Hamiltonian cycles and subsets of discounted occupational measures

TL;DR

This paper explores a polytope related to Hamiltonian cycles within a discounted Markov decision process, characterizing feasible bases, analyzing their distribution in random graphs, and proposing an algorithm to find Hamiltonian cycles.

Contribution

It introduces a novel polytope framework linking Hamiltonian cycles to discounted occupational measures and develops an algorithm based on feasible bases analysis.

Findings

Characterized feasible bases of the polytope for general graphs

Analyzed the distribution of feasible bases in random graphs

Developed a random walk algorithm for the reduced polytope

Abstract

We study a certain polytope arising from embedding the Hamiltonian cycle problem in a discounted Markov decision process.
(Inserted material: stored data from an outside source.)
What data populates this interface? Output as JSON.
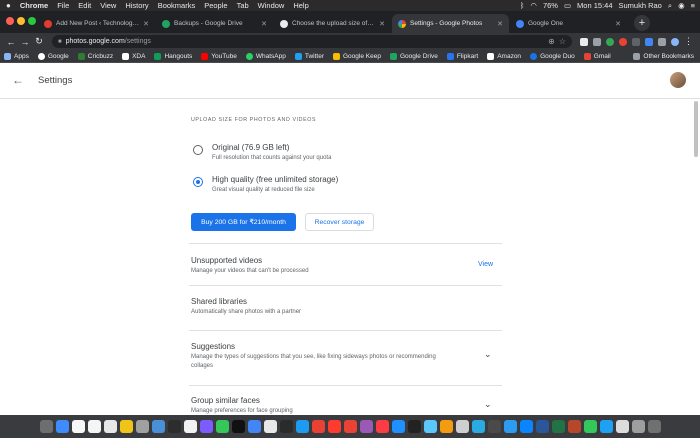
{
  "menubar": {
    "app": "Chrome",
    "items": [
      "File",
      "Edit",
      "View",
      "History",
      "Bookmarks",
      "People",
      "Tab",
      "Window",
      "Help"
    ],
    "battery": "76%",
    "clock": "Mon 15:44",
    "user": "Sumukh Rao"
  },
  "tabs": [
    {
      "title": "Add New Post ‹ Technology Pers",
      "color": "#e33b2e"
    },
    {
      "title": "Backups - Google Drive",
      "color": "#1fa463"
    },
    {
      "title": "Choose the upload size of your p",
      "color": "#e8eaed"
    },
    {
      "title": "Settings - Google Photos",
      "color": "#f4b400"
    },
    {
      "title": "Google One",
      "color": "#4285f4"
    }
  ],
  "address_bar": {
    "host": "photos.google.com",
    "path": "/settings"
  },
  "bookmarks": {
    "items": [
      {
        "label": "Apps",
        "color": "#8ab4f8"
      },
      {
        "label": "Google",
        "color": "#ffffff"
      },
      {
        "label": "Cricbuzz",
        "color": "#2e7d32"
      },
      {
        "label": "XDA",
        "color": "#ffffff"
      },
      {
        "label": "Hangouts",
        "color": "#0f9d58"
      },
      {
        "label": "YouTube",
        "color": "#ff0000"
      },
      {
        "label": "WhatsApp",
        "color": "#25d366"
      },
      {
        "label": "Twitter",
        "color": "#1da1f2"
      },
      {
        "label": "Google Keep",
        "color": "#fbbc04"
      },
      {
        "label": "Google Drive",
        "color": "#1fa463"
      },
      {
        "label": "Flipkart",
        "color": "#2874f0"
      },
      {
        "label": "Amazon",
        "color": "#ffffff"
      },
      {
        "label": "Google Duo",
        "color": "#1a73e8"
      },
      {
        "label": "Gmail",
        "color": "#ea4335"
      }
    ],
    "other": "Other Bookmarks"
  },
  "page": {
    "title": "Settings",
    "section_label": "UPLOAD SIZE FOR PHOTOS AND VIDEOS",
    "options": [
      {
        "title": "Original (76.9 GB left)",
        "subtitle": "Full resolution that counts against your quota",
        "selected": false
      },
      {
        "title": "High quality (free unlimited storage)",
        "subtitle": "Great visual quality at reduced file size",
        "selected": true
      }
    ],
    "buy_button": "Buy 200 GB for ₹210/month",
    "recover_button": "Recover storage",
    "rows": [
      {
        "title": "Unsupported videos",
        "subtitle": "Manage your videos that can't be processed",
        "action": "View"
      },
      {
        "title": "Shared libraries",
        "subtitle": "Automatically share photos with a partner"
      },
      {
        "title": "Suggestions",
        "subtitle": "Manage the types of suggestions that you see, like fixing sideways photos or recommending collages"
      },
      {
        "title": "Group similar faces",
        "subtitle": "Manage preferences for face grouping"
      }
    ]
  },
  "dock_colors": [
    "#6e6e6e",
    "#3d8bfd",
    "#f7f7f7",
    "#f5f5f5",
    "#e7e7e7",
    "#f0c419",
    "#a0a0a0",
    "#4a90d9",
    "#2d2d2d",
    "#f2f2f2",
    "#7c5cff",
    "#34c759",
    "#111111",
    "#4285f4",
    "#e8e8e8",
    "#2b2b2b",
    "#1c9bf0",
    "#e94235",
    "#ff3b30",
    "#ea4335",
    "#9b59b6",
    "#fc3c44",
    "#1e90ff",
    "#222222",
    "#5ac8fa",
    "#f39c12",
    "#cfcfcf",
    "#2aabe2",
    "#4a4a4a",
    "#2c9bf0",
    "#0a84ff",
    "#2b579a",
    "#217346",
    "#b7472a",
    "#34c759",
    "#1da1f2",
    "#dcdcdc",
    "#9e9e9e",
    "#707070"
  ]
}
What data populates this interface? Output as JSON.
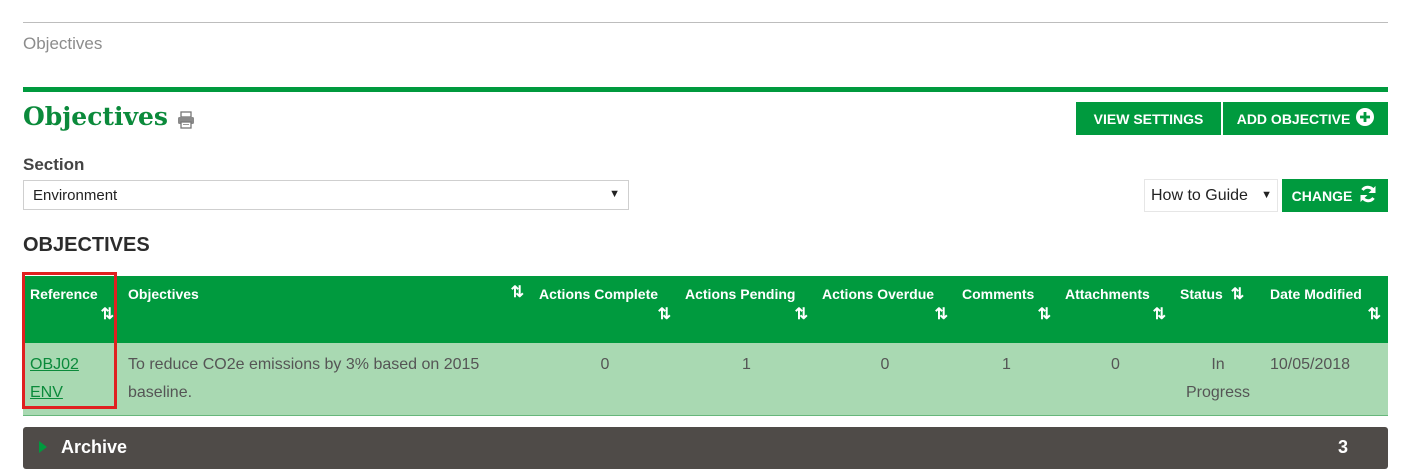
{
  "breadcrumb": "Objectives",
  "page_title": "Objectives",
  "buttons": {
    "view_settings": "VIEW SETTINGS",
    "add_objective": "ADD OBJECTIVE",
    "change": "CHANGE"
  },
  "section": {
    "label": "Section",
    "selected": "Environment"
  },
  "guide_select": "How to Guide",
  "objectives_heading": "OBJECTIVES",
  "table": {
    "headers": [
      "Reference",
      "Objectives",
      "Actions Complete",
      "Actions Pending",
      "Actions Overdue",
      "Comments",
      "Attachments",
      "Status",
      "Date Modified"
    ],
    "rows": [
      {
        "reference": "OBJ02 ENV",
        "objective": "To reduce CO2e emissions by 3% based on 2015 baseline.",
        "actions_complete": "0",
        "actions_pending": "1",
        "actions_overdue": "0",
        "comments": "1",
        "attachments": "0",
        "status": "In Progress",
        "date_modified": "10/05/2018"
      }
    ]
  },
  "archive": {
    "label": "Archive",
    "count": "3"
  },
  "colors": {
    "brand_green": "#009a3e",
    "row_green": "#a9d9b2",
    "archive_bg": "#4f4b48",
    "highlight_red": "#e02020"
  },
  "icons": [
    "print-icon",
    "plus-circle-icon",
    "refresh-icon",
    "sort-icon",
    "triangle-right-icon"
  ]
}
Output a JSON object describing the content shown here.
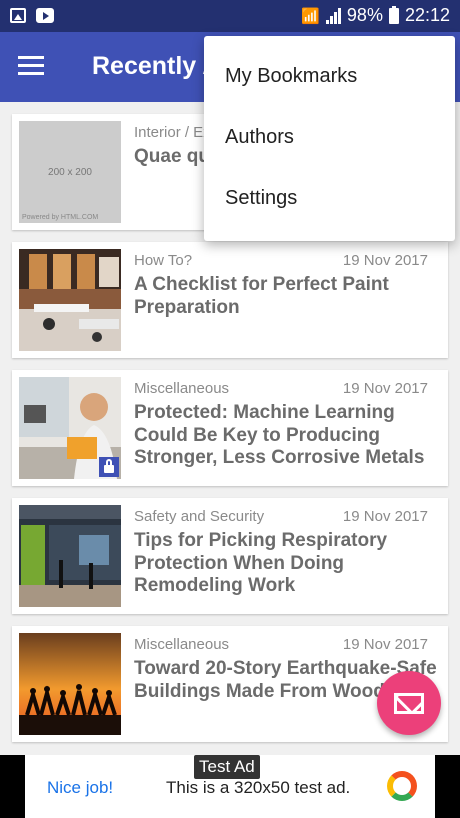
{
  "status_bar": {
    "left_icons": [
      "image-icon",
      "youtube-icon"
    ],
    "battery": "98%",
    "time": "22:12"
  },
  "app_bar": {
    "title": "Recently Added",
    "menu_icon": "hamburger-icon"
  },
  "menu": {
    "items": [
      {
        "label": "My Bookmarks"
      },
      {
        "label": "Authors"
      },
      {
        "label": "Settings"
      }
    ]
  },
  "posts": [
    {
      "category": "Interior / Exterior",
      "date": "",
      "title": "Quae quia...",
      "thumb_text": "200 x 200",
      "thumb_footer": "Powered by HTML.COM",
      "locked": false
    },
    {
      "category": "How To?",
      "date": "19 Nov 2017",
      "title": "A Checklist for Perfect Paint Preparation",
      "locked": false
    },
    {
      "category": "Miscellaneous",
      "date": "19 Nov 2017",
      "title": "Protected: Machine Learning Could Be Key to Producing Stronger, Less Corrosive Metals",
      "locked": true
    },
    {
      "category": "Safety and Security",
      "date": "19 Nov 2017",
      "title": "Tips for Picking Respiratory Protection When Doing Remodeling Work",
      "locked": false
    },
    {
      "category": "Miscellaneous",
      "date": "19 Nov 2017",
      "title": "Toward 20-Story Earthquake-Safe Buildings Made From Wood",
      "locked": false
    }
  ],
  "fab": {
    "icon": "envelope-icon"
  },
  "ad": {
    "label": "Test Ad",
    "nice": "Nice job!",
    "text": "This is a 320x50 test ad."
  },
  "colors": {
    "status_bar": "#233070",
    "primary": "#3f51b5",
    "accent": "#ec407a"
  }
}
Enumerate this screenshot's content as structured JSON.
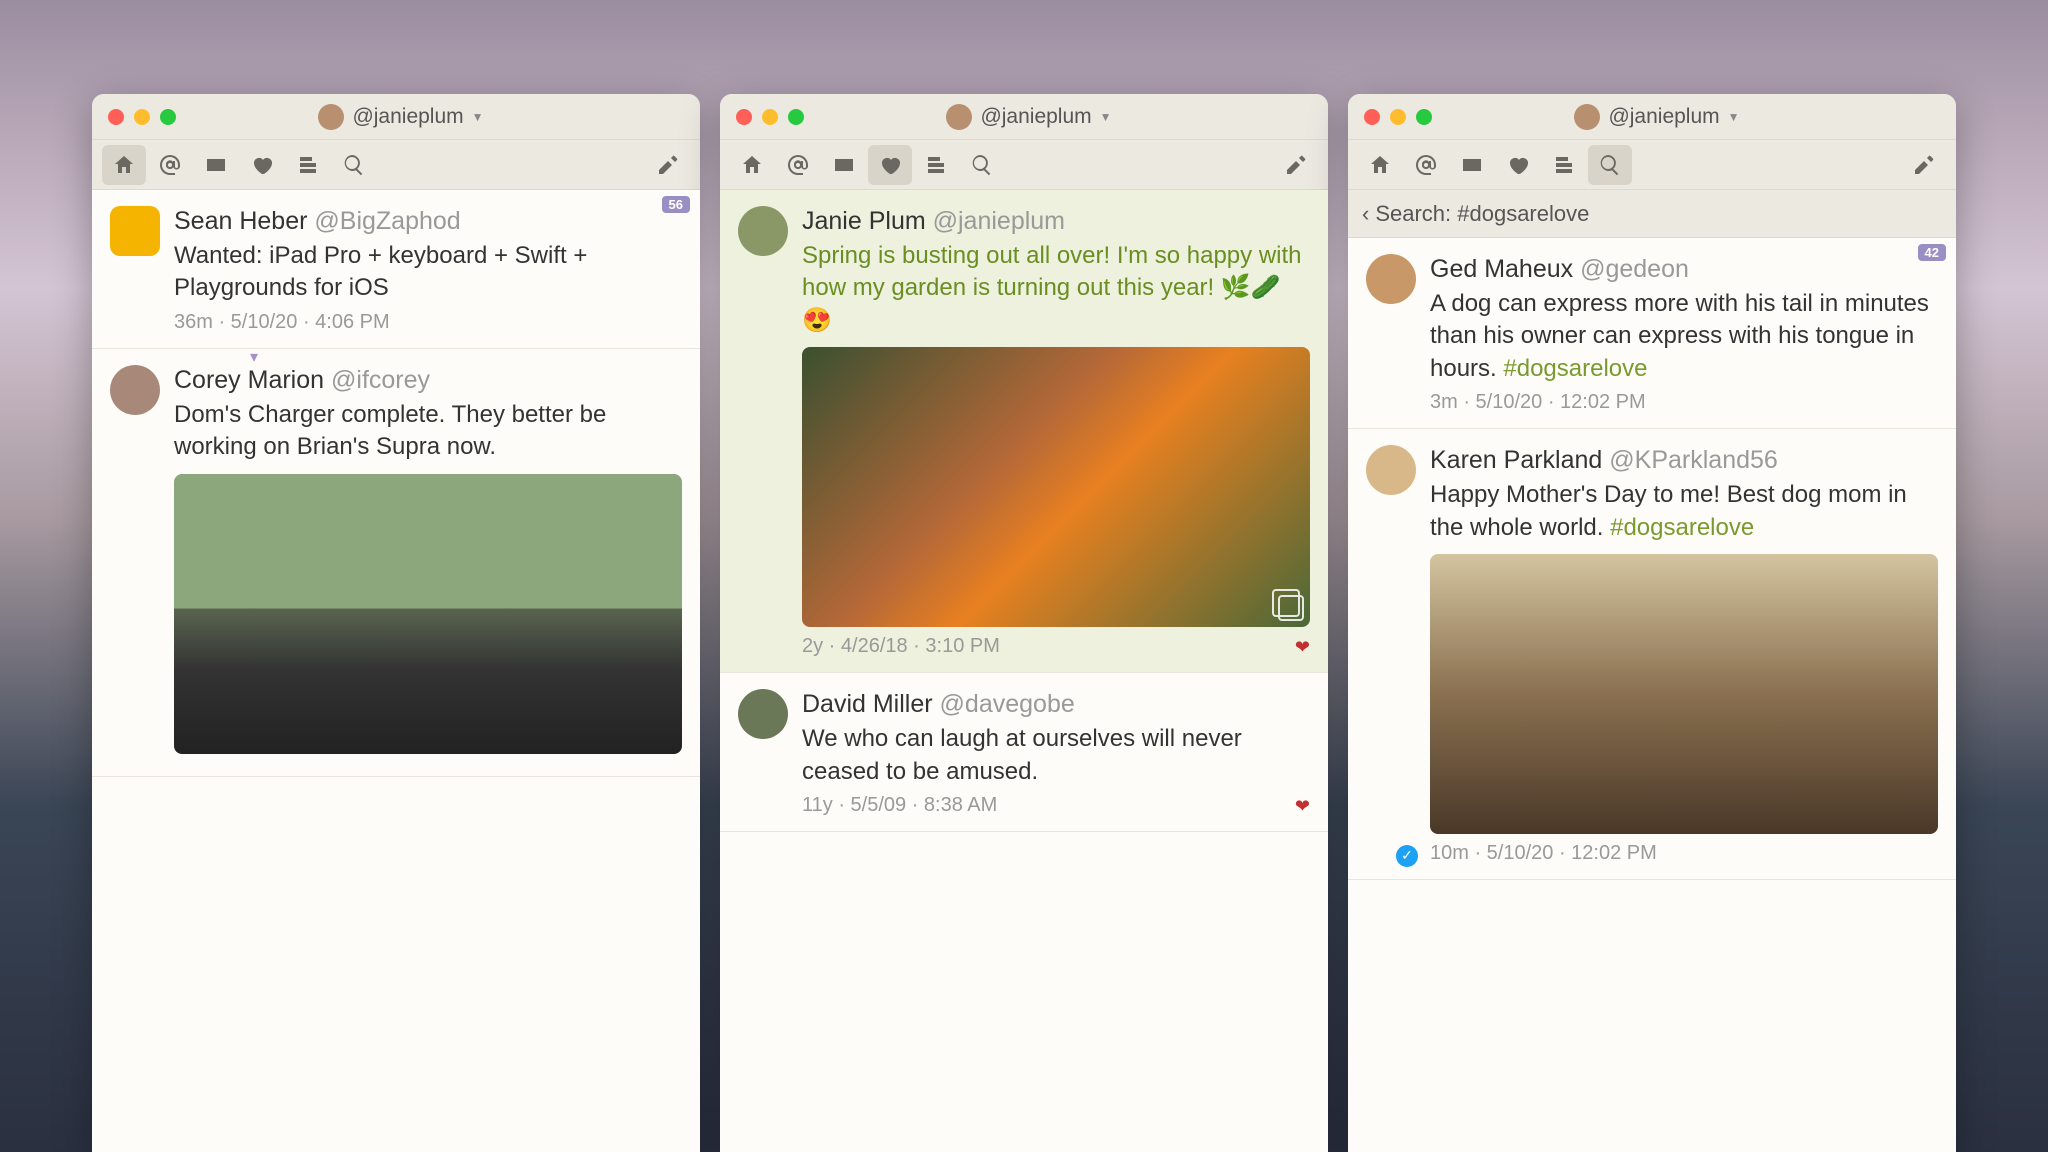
{
  "account_handle": "@janieplum",
  "windows": [
    {
      "badge": "56",
      "active_tab": "home",
      "tweets": [
        {
          "avatar_bg": "#f4b400",
          "avatar_shape": "sq",
          "name": "Sean Heber",
          "handle": "@BigZaphod",
          "text": "Wanted: iPad Pro + keyboard + Swift + Playgrounds for iOS",
          "meta": "36m · 5/10/20 · 4:06 PM"
        },
        {
          "avatar_bg": "#a88878",
          "avatar_shape": "c",
          "name": "Corey Marion",
          "handle": "@ifcorey",
          "text": "Dom's Charger complete. They better be working on Brian's Supra now.",
          "meta": "",
          "image": "car",
          "bookmark": true
        }
      ]
    },
    {
      "active_tab": "likes",
      "tweets": [
        {
          "avatar_bg": "#8a9868",
          "avatar_shape": "c",
          "name": "Janie Plum",
          "handle": "@janieplum",
          "text": "Spring is busting out all over! I'm so happy with how my garden is turning out this year! 🌿🥒😍",
          "meta": "2y · 4/26/18 · 3:10 PM",
          "image": "garden",
          "highlight": true,
          "green": true,
          "heart": true
        },
        {
          "avatar_bg": "#6a7858",
          "avatar_shape": "c",
          "name": "David Miller",
          "handle": "@davegobe",
          "text": "We who can laugh at ourselves will never ceased to be amused.",
          "meta": "11y · 5/5/09 · 8:38 AM",
          "heart": true
        }
      ]
    },
    {
      "active_tab": "search",
      "search_label": "Search: #dogsarelove",
      "badge": "42",
      "tweets": [
        {
          "avatar_bg": "#c89868",
          "avatar_shape": "c",
          "name": "Ged Maheux",
          "handle": "@gedeon",
          "text": "A dog can express more with his tail in minutes than his owner can express with his tongue in hours. ",
          "tag": "#dogsarelove",
          "meta": "3m · 5/10/20 · 12:02 PM"
        },
        {
          "avatar_bg": "#d8b888",
          "avatar_shape": "c",
          "name": "Karen Parkland",
          "handle": "@KParkland56",
          "text": "Happy Mother's Day to me! Best dog mom in the whole world.  ",
          "tag": "#dogsarelove",
          "meta": "10m · 5/10/20 · 12:02 PM",
          "image": "dog",
          "verified": true
        }
      ]
    }
  ]
}
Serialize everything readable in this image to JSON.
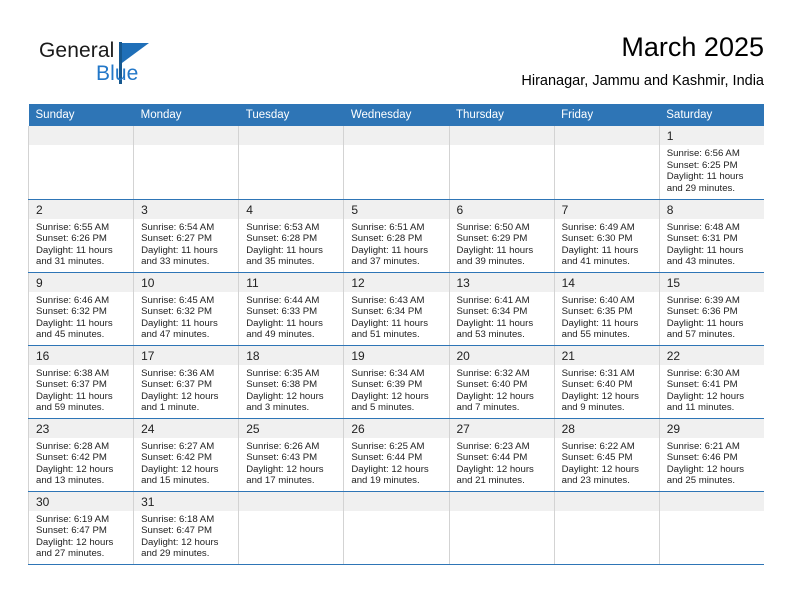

The Hamiltonian cycle problem can be reduced to finding particular extreme points of a certain polytope associated with the input graph. This polytope is a subset of the space of discounted occupational measures. We characterize the feasible bases of the polytope for a general input graph $G$, and determine the expected numbers of different types of feasible bases when the underlying graph is random. We utilize these results to demonstrate that augmenting certain additional constraints to reduce the polyhedral domain can eliminate a large number of feasible bases that do not correspond to Hamiltonian cycles. Finally, we develop a random walk algorithm on the feasible bases of the reduced polytope and present some numerical results. We conclude with a conjecture on the feasible bases of the reduced polytope.